Our DNAzyme strategy is also being used to develop diagnostic sensors for disease detection. We created a DNAzyme-based COVID-19 test that identified with 100 percent accuracy the specific genetic mutations associated with the alpha, gamma, delta, epsilon and omicron SARS-CoV-2 variants in a sample of 34 patients. There’s the potential to expand it to other respiratory tract infections that share symptoms with COVID-19, like influenza.
“When you want to make a drug out of DNA or RNA, you ask two fundamental questions: How do I get it to work, and how do I get it to last inside a cell so that it will work the way it’s supposed to?”
XNA also holds tremendous promise in a vastly different area: archival data storage. How does that work?
Humanity is generating data at an exponential rate that outpaces our capacity for storing that information. Researchers have developed algorithms that break down the binary ones and zeroes used in computing code and convert them into the four-letter nucleotide code of DNA: A, T, C and G. You can use this encoding to transcribe anything to a strand of DNA: a movie, a book, a picture. You might be able to store the Library of Congress in DNA with enough advances.

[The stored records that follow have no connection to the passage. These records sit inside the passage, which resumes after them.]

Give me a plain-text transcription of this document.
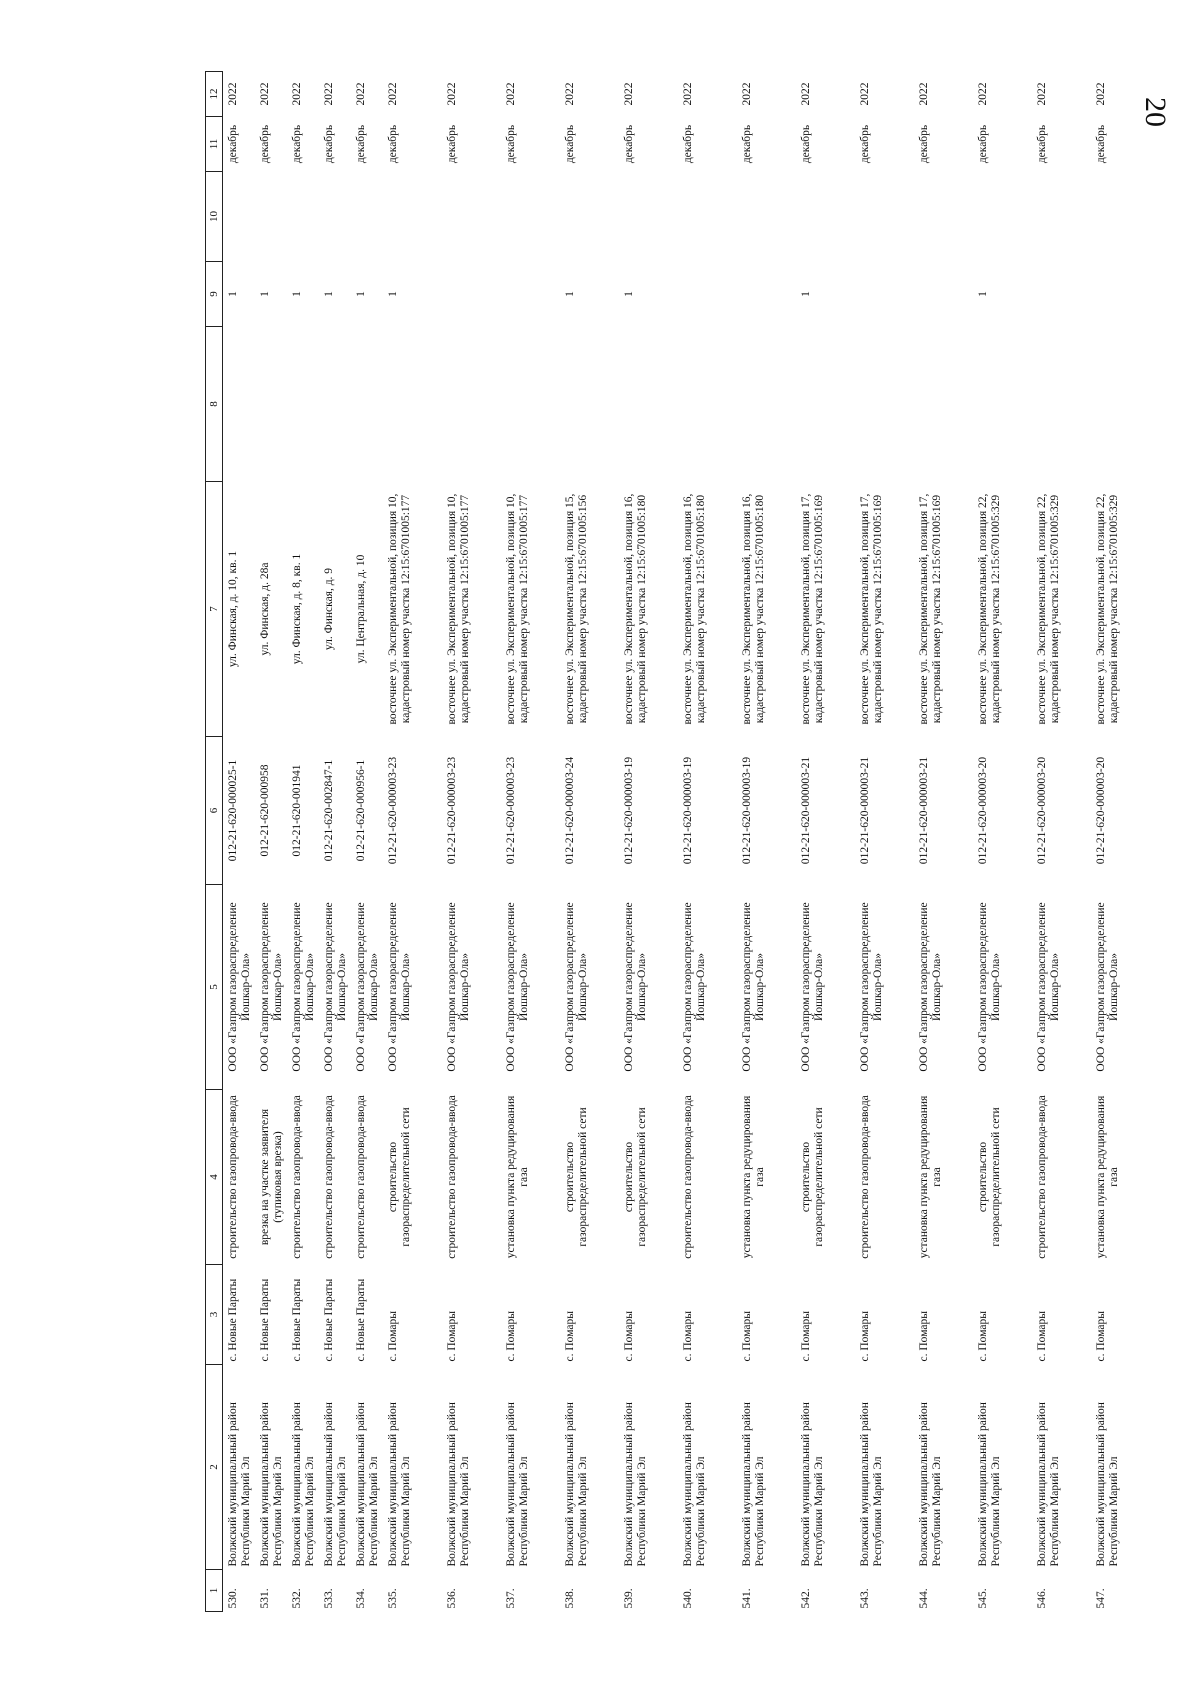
20
1	2	3	4	5	6	7	8	9	10	11	12
530.	Волжский муниципальный район Республики Марий Эл	с. Новые Параты	строительство газопровода-ввода	ООО «Газпром газораспределение Йошкар-Ола»	012-21-620-000025-1	ул. Финская, д. 10, кв. 1		1		декабрь	2022
531.	Волжский муниципальный район Республики Марий Эл	с. Новые Параты	врезка на участке заявителя (тупиковая врезка)	ООО «Газпром газораспределение Йошкар-Ола»	012-21-620-000958	ул. Финская, д. 28а		1		декабрь	2022
532.	Волжский муниципальный район Республики Марий Эл	с. Новые Параты	строительство газопровода-ввода	ООО «Газпром газораспределение Йошкар-Ола»	012-21-620-001941	ул. Финская, д. 8, кв. 1		1		декабрь	2022
533.	Волжский муниципальный район Республики Марий Эл	с. Новые Параты	строительство газопровода-ввода	ООО «Газпром газораспределение Йошкар-Ола»	012-21-620-002847-1	ул. Финская, д. 9		1		декабрь	2022
534.	Волжский муниципальный район Республики Марий Эл	с. Новые Параты	строительство газопровода-ввода	ООО «Газпром газораспределение Йошкар-Ола»	012-21-620-000956-1	ул. Центральная, д. 10		1		декабрь	2022
535.	Волжский муниципальный район Республики Марий Эл	с. Помары	строительство газораспределительной сети	ООО «Газпром газораспределение Йошкар-Ола»	012-21-620-000003-23	восточнее ул. Экспериментальной, позиция 10, кадастровый номер участка 12:15:6701005:177		1		декабрь	2022
536.	Волжский муниципальный район Республики Марий Эл	с. Помары	строительство газопровода-ввода	ООО «Газпром газораспределение Йошкар-Ола»	012-21-620-000003-23	восточнее ул. Экспериментальной, позиция 10, кадастровый номер участка 12:15:6701005:177				декабрь	2022
537.	Волжский муниципальный район Республики Марий Эл	с. Помары	установка пункта редуцирования газа	ООО «Газпром газораспределение Йошкар-Ола»	012-21-620-000003-23	восточнее ул. Экспериментальной, позиция 10, кадастровый номер участка 12:15:6701005:177				декабрь	2022
538.	Волжский муниципальный район Республики Марий Эл	с. Помары	строительство газораспределительной сети	ООО «Газпром газораспределение Йошкар-Ола»	012-21-620-000003-24	восточнее ул. Экспериментальной, позиция 15, кадастровый номер участка 12:15:6701005:156		1		декабрь	2022
539.	Волжский муниципальный район Республики Марий Эл	с. Помары	строительство газораспределительной сети	ООО «Газпром газораспределение Йошкар-Ола»	012-21-620-000003-19	восточнее ул. Экспериментальной, позиция 16, кадастровый номер участка 12:15:6701005:180		1		декабрь	2022
540.	Волжский муниципальный район Республики Марий Эл	с. Помары	строительство газопровода-ввода	ООО «Газпром газораспределение Йошкар-Ола»	012-21-620-000003-19	восточнее ул. Экспериментальной, позиция 16, кадастровый номер участка 12:15:6701005:180				декабрь	2022
541.	Волжский муниципальный район Республики Марий Эл	с. Помары	установка пункта редуцирования газа	ООО «Газпром газораспределение Йошкар-Ола»	012-21-620-000003-19	восточнее ул. Экспериментальной, позиция 16, кадастровый номер участка 12:15:6701005:180				декабрь	2022
542.	Волжский муниципальный район Республики Марий Эл	с. Помары	строительство газораспределительной сети	ООО «Газпром газораспределение Йошкар-Ола»	012-21-620-000003-21	восточнее ул. Экспериментальной, позиция 17, кадастровый номер участка 12:15:6701005:169		1		декабрь	2022
543.	Волжский муниципальный район Республики Марий Эл	с. Помары	строительство газопровода-ввода	ООО «Газпром газораспределение Йошкар-Ола»	012-21-620-000003-21	восточнее ул. Экспериментальной, позиция 17, кадастровый номер участка 12:15:6701005:169				декабрь	2022
544.	Волжский муниципальный район Республики Марий Эл	с. Помары	установка пункта редуцирования газа	ООО «Газпром газораспределение Йошкар-Ола»	012-21-620-000003-21	восточнее ул. Экспериментальной, позиция 17, кадастровый номер участка 12:15:6701005:169				декабрь	2022
545.	Волжский муниципальный район Республики Марий Эл	с. Помары	строительство газораспределительной сети	ООО «Газпром газораспределение Йошкар-Ола»	012-21-620-000003-20	восточнее ул. Экспериментальной, позиция 22, кадастровый номер участка 12:15:6701005:329		1		декабрь	2022
546.	Волжский муниципальный район Республики Марий Эл	с. Помары	строительство газопровода-ввода	ООО «Газпром газораспределение Йошкар-Ола»	012-21-620-000003-20	восточнее ул. Экспериментальной, позиция 22, кадастровый номер участка 12:15:6701005:329				декабрь	2022
547.	Волжский муниципальный район Республики Марий Эл	с. Помары	установка пункта редуцирования газа	ООО «Газпром газораспределение Йошкар-Ола»	012-21-620-000003-20	восточнее ул. Экспериментальной, позиция 22, кадастровый номер участка 12:15:6701005:329				декабрь	2022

The challenge is: What happens if an enzyme gets in the DNA and degrades it? Suddenly, poof, there goes the Library of Congress. As we know from our research, the XNA we’re working with, TNA, is totally invisible to those enzymes that degrade DNA, and TNA also comprises A, T, C and G. We tested this mechanism by transcribing the Declaration of Independence and the UCI seal to a solution of TNA. The TNA-encoded information was 100 percent intact and 100 percent recoverable. We showed that TNA could be a biologically safe, low-energy medium for storing information. Data storage is not the main focus of what we do, but it has been a fun side project.